Standard Deviation

Standard deviation is a mathematical value that is used to show the degree to which a given data point might deviate from the average, or mean, of the set to which it belongs. A small standard deviation means the data points are clustered close to the mean, while a larger value indicates that they are more spread out. The two main types of standard deviation are population standard deviation and sample standard deviation; which calculation to use depends on whether the data set being analyzed is complete or merely a representative sample of a larger set.

The standard deviation of a data set is the square root of the variance, which describes how far the data points are spread out from the mean. While the variance and the standard deviation are quite similar concepts, standard deviation is more useful in a real-world context, as it is expressed in the same units as the original data points, while the variance is expressed in those units squared. Thus, to determine the standard deviation of a data set, one must first determine the variance.

The first step in calculating the variance is to calculate the mean, which is done by adding all the values in the set together and then dividing them by the number of values in the set. Then subtract the mean from each individual value in the set and square each resulting difference. The goal of squaring the differences is to avoid dealing with negative numbers. Finally, calculate the mean of the squared differences by adding them all together and once again dividing by the number of values in the set. The number that results is the variance of the set. To determine the standard deviation, simply take the square root of the variance.

The above calculation is one of two basic formulas for standard deviation. It is often called the “population standard deviation” in order to differentiate it from the sample standard deviation. The population standard deviation is most accurate when the data points in the set represent the entirety of the data being analyzed. However, sometimes the data set is merely a sample of a larger population, and the results will be used to generalize about that larger population, such as when a fraction of a nation's residents are polled on a political issue and the results are extrapolated to represent the political attitudes of the entire nation. In these cases, the population standard deviation generally produces a value that is too low, so the sample standard deviation should be used instead. Though it still does not produce an entirely unbiased result, it is significantly more accurate.

To calculate the sample standard deviation, one must recalculate the variance to produce a sample variance. The calculation is the same except for the last step. Instead of dividing the sum of the squared differences by the number of values in the set, divide the sum by the number of values in the set minus one. This corrects for the tendency for the population standard deviation to be too low. Then, as before, simply take the square root of the sample variance to produce the sample standard deviation.

Altman, Douglas G., and J. Martin Bland. “Standard Deviations and Standard Errors.” BMJ 331.7521 (2005): 903. Print.

Hand, David J. Statistics: A Very Short Introduction. New York: Oxford UP, 2008. Print.

Kalla, Siddharth. “Calculate Standard Deviation.” Explorable. Explorable.com , 27 Sept. 2009. Web. 4 Oct. 2013.

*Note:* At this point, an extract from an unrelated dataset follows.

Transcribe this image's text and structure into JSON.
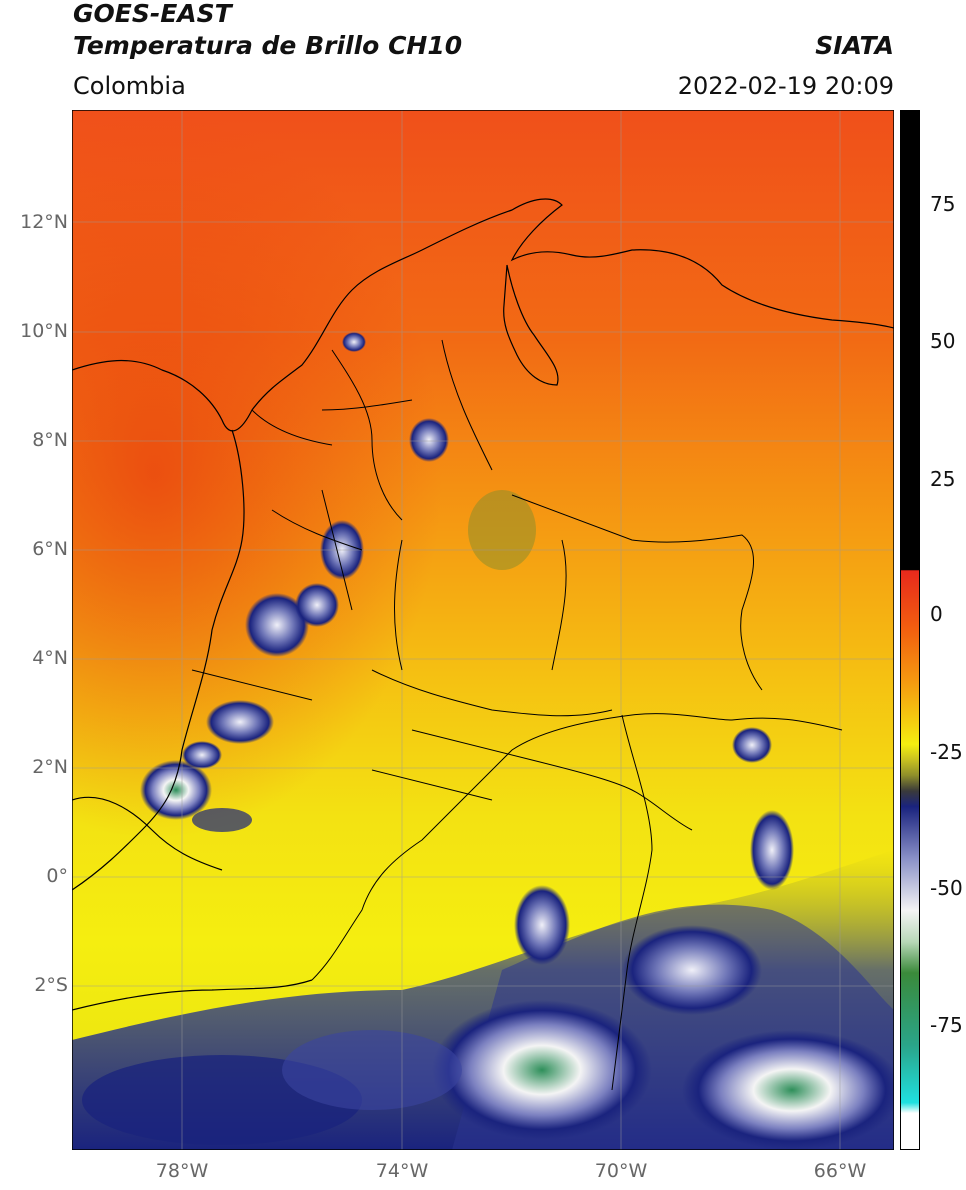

Lane, David M. “Measures of Variability.” Online Statistics Education: An Interactive Multimedia Course of Study. Lane, n.d. Web. 4 Oct. 2013.

Orris, J. B. “A Visual Model for the Variance and Standard Deviation.” Teaching Statistics 33.2 (2011): 43–45. Print.

Taylor, Jeremy J. “Confusing Stats Terms Explained: Standard Deviation.” Stats Make Me Cry. Taylor, 1 Aug. 2010. Web. 4 Oct. 2013.

Urdan, Timothy C. Statistics in Plain English. 3rd ed. New York: Routledge, 2010. Print.

Weisstein, Eric W. “Standard Deviation.” Wolfram MathWorld. Wolfram Research, n.d. Web. 4 Oct. 2013.